Wednesday, September 4, 2013
The Glass Castle - by Jeannette Walls
Although I lived for a time in the Rio Grande Valley of Texas and witnessed neighborhoods where the residents lived in corrugated steel houses without running water or electricity, I could never have imagined the true depth of the poverty. Walls' memoir tells the story of a family constantly on the move, often going hungry for days, her alcoholic father and negligent mother always a step ahead of the creditors. The family often slept outside, or in their car. When they had homes there was never money for repairs so collapsing floors, porches and ceilings were a normal part of life for the author and her three siblings. Although they sometimes went to school, and sometimes didn't, the Walls children were all taught to read by their mother, and learned the value of the public library. They found and used the library whenever they moved and despite the family's dysfunction, they all enjoyed reading together and "read whatever Mom brought home from her weekly trips to the library."
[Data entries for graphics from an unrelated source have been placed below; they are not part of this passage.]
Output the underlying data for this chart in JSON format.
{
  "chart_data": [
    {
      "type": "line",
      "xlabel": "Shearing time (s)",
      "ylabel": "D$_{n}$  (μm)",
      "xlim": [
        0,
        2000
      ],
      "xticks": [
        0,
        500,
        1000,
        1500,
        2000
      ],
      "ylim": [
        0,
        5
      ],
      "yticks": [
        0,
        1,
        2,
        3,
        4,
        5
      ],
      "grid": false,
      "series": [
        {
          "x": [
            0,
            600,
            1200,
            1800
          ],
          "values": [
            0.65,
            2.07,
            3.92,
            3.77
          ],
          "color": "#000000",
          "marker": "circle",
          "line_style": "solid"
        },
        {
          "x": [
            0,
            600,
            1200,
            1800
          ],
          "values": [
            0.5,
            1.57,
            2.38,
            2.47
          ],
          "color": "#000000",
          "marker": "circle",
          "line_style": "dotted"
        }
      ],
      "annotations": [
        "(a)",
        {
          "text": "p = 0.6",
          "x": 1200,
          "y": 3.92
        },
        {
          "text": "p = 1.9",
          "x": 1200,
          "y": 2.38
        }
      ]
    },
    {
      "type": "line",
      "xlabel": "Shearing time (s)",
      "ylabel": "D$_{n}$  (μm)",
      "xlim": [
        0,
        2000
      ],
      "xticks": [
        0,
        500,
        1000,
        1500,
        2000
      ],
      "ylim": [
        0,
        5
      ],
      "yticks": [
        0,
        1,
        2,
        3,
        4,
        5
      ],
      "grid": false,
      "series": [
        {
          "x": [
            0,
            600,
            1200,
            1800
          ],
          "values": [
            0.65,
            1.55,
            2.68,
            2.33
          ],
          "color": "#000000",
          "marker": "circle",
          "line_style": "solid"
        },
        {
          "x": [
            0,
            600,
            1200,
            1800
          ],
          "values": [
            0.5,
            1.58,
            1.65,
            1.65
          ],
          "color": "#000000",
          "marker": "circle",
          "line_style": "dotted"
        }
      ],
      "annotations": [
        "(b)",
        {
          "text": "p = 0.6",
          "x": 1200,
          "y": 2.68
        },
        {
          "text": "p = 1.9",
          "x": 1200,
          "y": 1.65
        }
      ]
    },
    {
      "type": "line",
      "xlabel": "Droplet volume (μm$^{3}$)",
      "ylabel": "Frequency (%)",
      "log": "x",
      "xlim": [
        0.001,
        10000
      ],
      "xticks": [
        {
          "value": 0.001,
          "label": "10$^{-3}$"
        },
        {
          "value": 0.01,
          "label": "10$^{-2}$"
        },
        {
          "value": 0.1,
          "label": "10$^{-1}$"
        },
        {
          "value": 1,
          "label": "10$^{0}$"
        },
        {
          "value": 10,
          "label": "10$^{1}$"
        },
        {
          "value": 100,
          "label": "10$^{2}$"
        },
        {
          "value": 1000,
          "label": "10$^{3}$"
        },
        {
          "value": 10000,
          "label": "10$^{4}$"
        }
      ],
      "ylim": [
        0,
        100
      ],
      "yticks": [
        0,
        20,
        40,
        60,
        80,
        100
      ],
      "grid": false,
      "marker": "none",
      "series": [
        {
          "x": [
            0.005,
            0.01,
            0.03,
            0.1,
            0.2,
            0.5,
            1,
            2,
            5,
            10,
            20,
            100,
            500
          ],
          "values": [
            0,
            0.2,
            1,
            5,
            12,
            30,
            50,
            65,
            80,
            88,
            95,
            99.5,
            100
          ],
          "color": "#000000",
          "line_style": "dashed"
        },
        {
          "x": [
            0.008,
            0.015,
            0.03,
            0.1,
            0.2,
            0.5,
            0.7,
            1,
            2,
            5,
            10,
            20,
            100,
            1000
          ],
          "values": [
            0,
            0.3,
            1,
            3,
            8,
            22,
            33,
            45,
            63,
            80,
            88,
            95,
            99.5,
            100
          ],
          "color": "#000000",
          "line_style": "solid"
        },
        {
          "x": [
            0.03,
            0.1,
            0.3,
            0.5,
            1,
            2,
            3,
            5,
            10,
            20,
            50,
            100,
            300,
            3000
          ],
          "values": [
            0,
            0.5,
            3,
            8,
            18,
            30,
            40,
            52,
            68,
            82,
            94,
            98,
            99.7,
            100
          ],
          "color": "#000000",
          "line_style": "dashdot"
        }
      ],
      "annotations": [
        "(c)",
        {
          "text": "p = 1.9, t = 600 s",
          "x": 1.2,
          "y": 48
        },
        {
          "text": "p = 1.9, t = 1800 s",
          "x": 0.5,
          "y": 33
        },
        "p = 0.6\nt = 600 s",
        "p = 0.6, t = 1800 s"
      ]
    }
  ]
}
After the family moved from the southwest to West Virginia Walls used the public library to research options on how the family might improve its situation. And, she also discovers the sad truth that librarians aren't always able to answer questions. When she realized that her family would never be able to afford braces for her, she asked for a book on orthodontia. "The librarian looked at me funny and said she didn't have one, so I realized I'd have to figure it out as I went along." After experimenting she came up with a device to wear at night made from a coat hanger, rubber bands and a "Kotex sanitary napkin for padding".
As they got older the Walls children planned an escape to New York, where after a few false starts they all eventually ended up. Ultimately their parents joined them, although they remained homeless, even as the children got jobs and found their own shelter. The elder Walls' discovered "the public libraries with the good bathrooms where you could wash thoroughly - 'We wash as far down as possible and as far up as possible, but we don't wash possible,' was how Mom put it..." as well they made use of the libraries that were open late when the weather got cold. However, they also used the library to find reading material, and when Walls enrolled in Barnard University her father followed her assigned readings by borrowing the books from the library and "read every single one...so he could answer any questions [his daughter] might have...it was his way of getting a college education." When she got a job writing a column about "movers and shakers" for a magazine her father not only became a faithful reader, he researched "the skinny dames and fat cats" she wrote about at the library and gave her tips.
Even amid severe turmoil, a good library will provide stability.